John Goodwin went into more detail about the Ordnance Survey’s “OpenData”, exposing for free the small-scale map geographical data of the country, though keeping the large-scale detail to sell. New to me. But some fascinating challenges came up for discussion. How does one relate, and keep track, of geographical entities that may both change their names, and have subtly different meanings in different contexts? “Hampshire” was used as an example (does it include the Isle of Wight, Bournemouth, or even Southampton?) Even more interestingly, he is looking at building up a vernacular gazetteer, for example to help emergency services locate places referred to by local people under the names they actually use.
The other co-sponsor of the event was punkt. netServices from Austria. Andreas Blumauer demonstrated their “PoolParty” system, which certainly looked clever enough, and includes a “corporate ontology” similar to the idea I was advocating for CETIS a while back, in connection with the topics that we have on our web site and blogs. Is it really that easy, I wondered?

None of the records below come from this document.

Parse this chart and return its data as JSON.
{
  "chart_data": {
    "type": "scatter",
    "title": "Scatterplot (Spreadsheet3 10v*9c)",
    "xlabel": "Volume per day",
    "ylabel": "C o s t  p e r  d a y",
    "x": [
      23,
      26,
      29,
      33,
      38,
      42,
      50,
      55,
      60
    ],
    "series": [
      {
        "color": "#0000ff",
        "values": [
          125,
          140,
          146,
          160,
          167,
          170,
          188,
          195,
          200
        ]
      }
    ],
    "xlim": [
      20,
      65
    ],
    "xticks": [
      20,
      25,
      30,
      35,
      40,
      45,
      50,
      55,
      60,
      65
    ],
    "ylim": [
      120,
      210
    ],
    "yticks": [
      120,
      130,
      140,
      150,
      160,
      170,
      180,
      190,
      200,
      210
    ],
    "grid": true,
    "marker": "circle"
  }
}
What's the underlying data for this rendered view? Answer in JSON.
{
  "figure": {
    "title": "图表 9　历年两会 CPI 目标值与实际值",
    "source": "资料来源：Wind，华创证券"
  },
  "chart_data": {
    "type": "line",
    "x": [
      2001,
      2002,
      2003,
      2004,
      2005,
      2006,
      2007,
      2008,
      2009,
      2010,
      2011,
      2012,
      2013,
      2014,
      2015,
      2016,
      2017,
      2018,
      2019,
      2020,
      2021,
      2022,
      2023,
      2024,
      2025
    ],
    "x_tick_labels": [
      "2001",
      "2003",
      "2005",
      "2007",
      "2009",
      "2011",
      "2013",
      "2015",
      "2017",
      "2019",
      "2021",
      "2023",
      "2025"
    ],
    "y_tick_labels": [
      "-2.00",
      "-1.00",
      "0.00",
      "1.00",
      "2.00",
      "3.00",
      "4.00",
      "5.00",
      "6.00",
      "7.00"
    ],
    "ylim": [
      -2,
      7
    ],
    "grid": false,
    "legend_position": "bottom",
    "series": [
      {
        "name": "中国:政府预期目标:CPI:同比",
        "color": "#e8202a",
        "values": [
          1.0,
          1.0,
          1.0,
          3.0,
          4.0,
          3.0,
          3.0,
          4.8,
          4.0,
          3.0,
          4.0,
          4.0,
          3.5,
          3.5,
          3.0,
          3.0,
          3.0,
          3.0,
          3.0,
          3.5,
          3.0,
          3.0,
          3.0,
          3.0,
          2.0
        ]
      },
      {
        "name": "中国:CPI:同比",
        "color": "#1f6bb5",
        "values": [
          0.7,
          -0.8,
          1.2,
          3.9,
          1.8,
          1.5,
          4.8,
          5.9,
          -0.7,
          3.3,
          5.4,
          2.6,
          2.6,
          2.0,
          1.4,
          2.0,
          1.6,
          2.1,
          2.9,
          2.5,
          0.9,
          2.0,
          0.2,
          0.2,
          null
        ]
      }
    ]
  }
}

The most esoteric presentation was reserved to the final spot. Bernard Vatant of Mondeca explained how there is more than the concept-centric SKOS to his ideal of linking data. Not just the Semantic Web, but the Semiotic Web… He would like to complement the representation of concepts with an explicit representation also of terms themselves. Give the terms their own URIs, make statements about them, don’t just include them as bare literals. Why exactly, I wondered, other than theoretical rigour, or the motive to include the discourse of semiotics (etc.)? If I had a few hours with him some time, I’d really like to bottom this out in conversation, partly to follow my bent towards relating to as many different conceptual starting points as I can.
The networking was valuable. As well as querying Nigel Shadbolt and Antoine Isaac, I caught up with some people I came across some time ago from Metataxis, asked some of the many BBC people there about skills and competences, and at least made one contact interested in linking personal data. (Colleagues are of course very welcome to ask me more while the memories are fresh.)
Thanks Simon. This is a very useful summary of what sounds to have been an interesting and informative event. I have a brief play around with sameAs.org a while ago but didn’t find it very effective. Must have another look at it.
Interesting that the “what is linked data” debate is still ongoing and that Nigel Shadbolt seem to be going with the RDF/XML version. Did Shadbolt mention whether he regarded use of SPARQL as mandatory?
Thanks for link to The Modeller too btw. Shall look forward to reading that!